Wie rapide die Retter auf dem Winterberg arbeiten, erklärt Klaus Kacheleck. Auch er ist Pilot und fliegt Christoph 16. Nachdem ein Notruf eingeht, dauere es im Schnitt gerade einmal etwa zwei Minuten, bis der Rettungshubschrauber in der Luft ist, sagt Kacheleck. Die Notrufe gehen bei der zentralen Leitstelle ein, die ebenfalls auf dem Saarbrücker Winterberg stationiert ist. Die Leitstelle koordiniert alle Rettungswagen im Saarland – und entscheidet, wann Christoph 16 ausrückt. Die Besetzung im Helikopter ist immer gleich: Neben einem Piloten von der ADAC-Luftrettung sitzen ein Notfallsanitäter vom Deutschen Roten Kreuz und ein Notarzt des Winterbergklinikums im Hubschrauber. Christoph 16 kann einen Patienten transportieren. Gerade bei Herz-Kreislauf-Erkrankungen und Unfällen zähle oft jede Minute.

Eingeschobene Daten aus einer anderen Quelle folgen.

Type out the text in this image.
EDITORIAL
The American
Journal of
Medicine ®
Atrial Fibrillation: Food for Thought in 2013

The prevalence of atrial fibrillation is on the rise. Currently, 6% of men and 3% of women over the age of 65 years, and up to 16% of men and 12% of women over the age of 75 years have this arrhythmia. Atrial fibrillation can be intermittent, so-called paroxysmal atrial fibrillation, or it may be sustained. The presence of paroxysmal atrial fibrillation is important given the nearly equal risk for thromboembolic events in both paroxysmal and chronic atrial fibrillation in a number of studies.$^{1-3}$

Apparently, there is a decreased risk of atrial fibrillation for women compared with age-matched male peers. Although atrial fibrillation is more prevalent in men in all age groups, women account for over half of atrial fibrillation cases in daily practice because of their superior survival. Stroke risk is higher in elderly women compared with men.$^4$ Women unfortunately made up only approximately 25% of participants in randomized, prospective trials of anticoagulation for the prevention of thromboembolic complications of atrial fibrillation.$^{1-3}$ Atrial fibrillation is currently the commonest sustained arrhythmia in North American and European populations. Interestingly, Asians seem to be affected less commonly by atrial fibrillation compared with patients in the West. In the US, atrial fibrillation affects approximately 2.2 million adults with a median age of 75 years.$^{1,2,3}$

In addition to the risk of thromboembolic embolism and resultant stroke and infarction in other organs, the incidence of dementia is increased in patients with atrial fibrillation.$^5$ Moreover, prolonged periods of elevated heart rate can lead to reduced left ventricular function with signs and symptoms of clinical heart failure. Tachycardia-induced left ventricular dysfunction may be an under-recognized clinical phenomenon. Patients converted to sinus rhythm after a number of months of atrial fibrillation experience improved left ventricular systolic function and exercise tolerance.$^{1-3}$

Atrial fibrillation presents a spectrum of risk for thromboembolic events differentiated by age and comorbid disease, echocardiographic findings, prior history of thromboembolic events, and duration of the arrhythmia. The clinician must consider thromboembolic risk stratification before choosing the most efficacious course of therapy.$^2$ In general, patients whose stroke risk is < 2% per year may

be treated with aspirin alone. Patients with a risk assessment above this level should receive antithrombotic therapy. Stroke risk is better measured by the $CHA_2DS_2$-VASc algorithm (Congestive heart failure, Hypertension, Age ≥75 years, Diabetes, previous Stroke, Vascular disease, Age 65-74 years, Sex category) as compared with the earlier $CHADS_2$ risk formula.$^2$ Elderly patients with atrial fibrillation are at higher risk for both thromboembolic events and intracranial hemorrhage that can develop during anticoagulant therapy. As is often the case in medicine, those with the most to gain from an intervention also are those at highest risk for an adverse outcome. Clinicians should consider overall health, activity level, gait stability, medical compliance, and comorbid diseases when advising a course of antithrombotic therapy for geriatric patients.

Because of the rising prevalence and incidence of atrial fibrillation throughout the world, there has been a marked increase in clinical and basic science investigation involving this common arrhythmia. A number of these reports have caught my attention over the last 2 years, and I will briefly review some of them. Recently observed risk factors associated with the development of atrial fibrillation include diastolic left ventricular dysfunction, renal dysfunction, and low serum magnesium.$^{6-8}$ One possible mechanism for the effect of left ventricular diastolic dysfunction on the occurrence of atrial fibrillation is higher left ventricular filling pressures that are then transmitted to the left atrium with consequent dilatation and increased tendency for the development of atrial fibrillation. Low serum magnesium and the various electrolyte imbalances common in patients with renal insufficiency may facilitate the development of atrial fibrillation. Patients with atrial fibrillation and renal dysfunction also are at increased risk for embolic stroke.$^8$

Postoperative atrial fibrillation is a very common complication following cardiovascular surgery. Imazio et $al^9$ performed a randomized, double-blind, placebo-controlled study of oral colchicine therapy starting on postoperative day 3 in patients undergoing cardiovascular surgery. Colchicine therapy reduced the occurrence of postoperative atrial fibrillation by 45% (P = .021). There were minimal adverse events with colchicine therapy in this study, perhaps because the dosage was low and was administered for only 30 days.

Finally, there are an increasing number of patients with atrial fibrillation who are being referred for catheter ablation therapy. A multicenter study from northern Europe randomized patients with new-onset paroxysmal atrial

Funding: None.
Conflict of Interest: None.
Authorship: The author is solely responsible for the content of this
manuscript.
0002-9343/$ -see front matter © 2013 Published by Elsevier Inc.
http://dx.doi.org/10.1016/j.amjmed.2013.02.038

Doch wie kommt die Crew des Rettungshubschraubers damit zurecht, jeden Tag so viel Leid zu sehen? „Natürlich gehen einem manche Einsätze etwas länger nach, gerade wenn die Patienten Kinder sind. Aber grundsätzlich kann man diesen Job nicht lange machen, wenn man die Schicksale alle mit nach Hause nimmt,“ sagt Notfallsanitäter Markus Dresen. Klaus Kacheleck erzählt von einem Fall, der ihm besonders in Erinnerung geblieben ist. „Es gab einmal einen Motorradfahrer, der während des Fluges ansprechbar war. Wir dachten, das geht alles gut. Aber nach einer halben Stunde kam der Arzt aus der Notaufnahme und sagte, dass der Motorradfahrer tot sei.“

Für die Crew von Christoph 16 geht es darum, Menschen zu retten. Doch für Anwohner und Passanten ist der Helikopter auch immer ein Spektakel. Kacheleck und Dresen sind nahezu bei jedem Einsatz mit Schaulustigen konfrontiert. „Es gibt da keine Hemmungen. Egal wo man startet oder landet, wir werden überall in Bild und Ton festgehalten. Und nur eine einzige Person hat mich im vergangenen Jahr gefragt, ob sie mich fotografieren darf“, sagt Kacheleck. Teilweise sind die Gaffer mit der Verbreitung von Bildern und Videos sogar schneller als der Helikopter. „Die Sensationsgier ist groß. Manchmal kommen wir von einem Einsatz zurück, und es stehen schon Bilder und Videos vom Einsatz im Netz“, sagt Markus Dresen.